Gelandang Luis Alberto kemudian menambahkan gol keduanya di babak kedua untuk memberi timnya kali pertama musim ini meraih tiga kemenangan beruntun di Serie A, menyamai kemenangan derby papan atas terbesar mereka.

Usai pertandingan, manajer Simone Inzaghi mengaku tidak terkejut dengan performa dominan mereka di derbi ibu kota karena mengetahui skuadnya saat ini memiliki fokus dan determinasi yang tepat dalam pertandingan sambil mengatakan bahwa timnya telah kehilangan beberapa poin musim ini karena jadwal yang padat. dan beberapa masalah dengan pemain yang sakit.

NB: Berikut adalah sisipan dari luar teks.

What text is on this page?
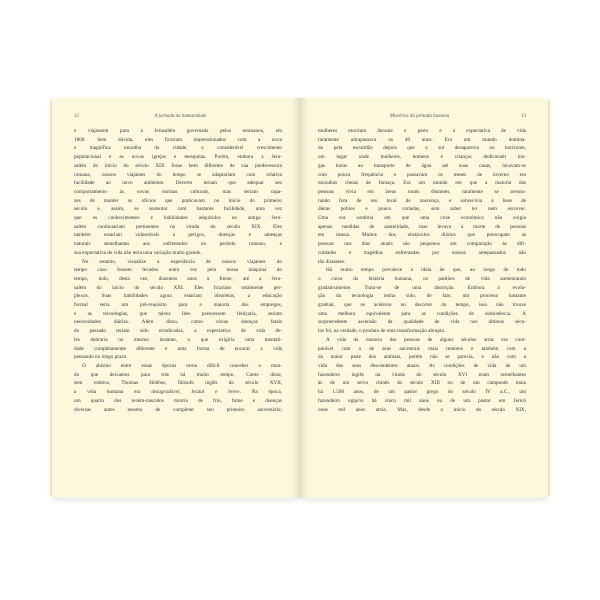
12	A jornada da humanidade
e viajassem para a Jerusalém governada pelos otomanos, em
1800. Sem dúvida, eles ficariam impressionados com a nova
e magnífica muralha da cidade, o considerável crescimento
populacional e as novas igrejas e mesquitas. Porém, embora a Jeru-
salém do início do século XIX fosse bem diferente de sua predecessora
romana, nossos viajantes do tempo se adaptariam com relativa
facilidade ao novo ambiente. Decerto teriam que adequar seu
comportamento às novas normas culturais, mas seriam capa-
zes de manter os ofícios que praticavam no início do primeiro
século e, assim, se sustentar com bastante facilidade, uma vez
que os conhecimentos e habilidades adquiridos na antiga Jeru-
salém continuariam pertinentes na virada do século XIX. Eles
também estariam vulneráveis a perigos, doenças e ameaças
naturais semelhantes aos enfrentados no período romano, e
sua expectativa de vida não teria uma variação muito grande.
No entanto, visualize a experiência de nossos viajantes do
tempo caso fossem levados outra vez pela nossa máquina do
tempo, indo, desta vez, duzentos anos à frente, até a Jeru-
salém do início do século XXI. Eles ficariam totalmente per-
plexos. Suas habilidades agora estariam obsoletas, a educação
formal seria um pré-requisito para a maioria dos empregos,
e as tecnologias, que talvez lhes parecessem feitiçaria, seriam
necessidades diárias. Além disso, como várias doenças fatais
do passado teriam sido erradicadas, a expectativa de vida de-
les dobraria no mesmo instante, o que exigiria uma mentali-
dade completamente diferente e uma forma de encarar a vida
pensando no longo prazo.
O abismo entre essas épocas torna difícil conceber o mun-
do que deixamos para trás há muito tempo. Como disse,
sem rodeios, Thomas Hobbes, filósofo inglês do século XVII,
a vida humana era desagradável, brutal e breve. Na época,
um quarto dos recém-nascidos morria de frio, fome e doenças
diversas antes mesmo de completar seu primeiro aniversário;
Mistérios da jornada humana	13
mulheres morriam durante o parto e a expectativa de vida
raramente ultrapassava os 40 anos. Era um mundo domina-
do pela escuridão depois que o sol desaparecia no horizonte,
um lugar onde mulheres, homens e crianças dedicavam lon-
gas horas ao transporte de água até suas casas, lavavam-se
com pouca frequência e passavam os meses de inverno em
moradias cheias de fumaça. Era um mundo em que a maioria das
pessoas vivia em áreas rurais distantes, raramente se aventu-
rando fora de seu local de nascença, e sobrevivia à base de
dietas pobres e pouco variadas, sem saber ler nem escrever.
Uma era sombria em que uma crise econômica não exigia
apenas medidas de austeridade, mas levava à morte de pessoas
em massa. Muitos dos obstáculos diários que preocupam as
pessoas nos dias atuais são pequenos em comparação às difi-
culdades e tragédias enfrentadas por nossos antepassados não
tão distantes.
Há muito tempo prevalece a ideia de que, ao longo de todo
o curso da história humana, os padrões de vida aumentaram
gradativamente. Trata-se de uma distorção. Embora a evolu-
ção da tecnologia tenha sido, de fato, um processo bastante
gradual, que se acelerou no decorrer do tempo, isso não trouxe
uma melhora equivalente para as condições de subsistência. A
surpreendente ascensão da qualidade de vida nos últimos sécu-
los foi, na verdade, o produto de uma transformação abrupta.
A vida da maioria das pessoas de alguns séculos atrás era com-
parável com a de seus ancestrais mais remotos e também com a
da maior parte dos animais, porém não se parecia, e não com a
vida dos seus descendentes atuais. As condições de vida de um
fazendeiro inglês na virada do século XVI eram semelhantes
às de um servo chinês do século XIII ou de um camponês maia
há 1.500 anos, de um pastor grego do século IV a.C., um
fazendeiro egípcio há cinco mil anos ou de um pastor em Jericó
onze mil anos atrás. Mas, desde o início do século XIX,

“Kami menampilkan performa yang luar biasa, penuh determinasi, agresi, kecepatan dan stamina. "Para pemain menampilkan performa yang luar biasa, tapi saya melihat kemarin bahwa mata mereka tepat, tidak seperti beberapa kesempatan sebelumnya," kata Simone Inzaghi. Sky Sport Italia.

"Kemenangan ini sangat memuaskan, kami menginginkannya dengan segenap kekuatan kami dan dengan bantuan dari para penggemar kami yang luar biasa, yang datang ke tempat latihan hari ini untuk memberikan dukungan mereka."

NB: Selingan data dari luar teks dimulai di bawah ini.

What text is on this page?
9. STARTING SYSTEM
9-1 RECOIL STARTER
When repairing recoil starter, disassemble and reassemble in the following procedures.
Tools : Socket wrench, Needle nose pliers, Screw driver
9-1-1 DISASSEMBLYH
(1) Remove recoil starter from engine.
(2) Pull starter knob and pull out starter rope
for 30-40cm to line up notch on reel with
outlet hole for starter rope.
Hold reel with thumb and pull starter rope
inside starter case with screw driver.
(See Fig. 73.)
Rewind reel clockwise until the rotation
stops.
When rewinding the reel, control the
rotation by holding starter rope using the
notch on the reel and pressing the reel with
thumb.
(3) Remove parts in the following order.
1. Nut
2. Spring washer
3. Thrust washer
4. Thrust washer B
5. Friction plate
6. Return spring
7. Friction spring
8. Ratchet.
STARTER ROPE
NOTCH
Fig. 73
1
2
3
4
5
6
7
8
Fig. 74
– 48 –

"Memang benar Lazio telah kehilangan beberapa poin musim ini, tapi itu karena kami bermain setiap dua setengah hari dengan banyak pemain yang absen karena infeksi virus, misalnya kami hanya memiliki 11-12. pemain untuk perjalanan ke Brugge. "

Balas dendam untuk bek Real Madrid Diving, Crouch ingin memukulnya

Bola Gila – Mantan striker Tottenham dan Liverpool Peter Crouch memiliki dendam terhadap bek Real Madrid Marcelo yang merupakan pemain yang paling dia benci karena insiden menyelam di masa lalu.

Setelah terkena kartu merah saat membela Tottenham Hotspur pada 2011 dalam pertandingan Liga Champions melawan Real Madrid, Peter Crouch mengungkapkan bahwa dia ingin meninju Marcelo yang menurutnya menyelam agar dia dikeluarkan dari lapangan.

Spurs kalah 4-0 dalam pertandingan di mana Crouch menerima dua kartu kuning berturut-turut, yang kedua akibat tekelnya terhadap Marcelo, yang masih membuatnya sakit hati.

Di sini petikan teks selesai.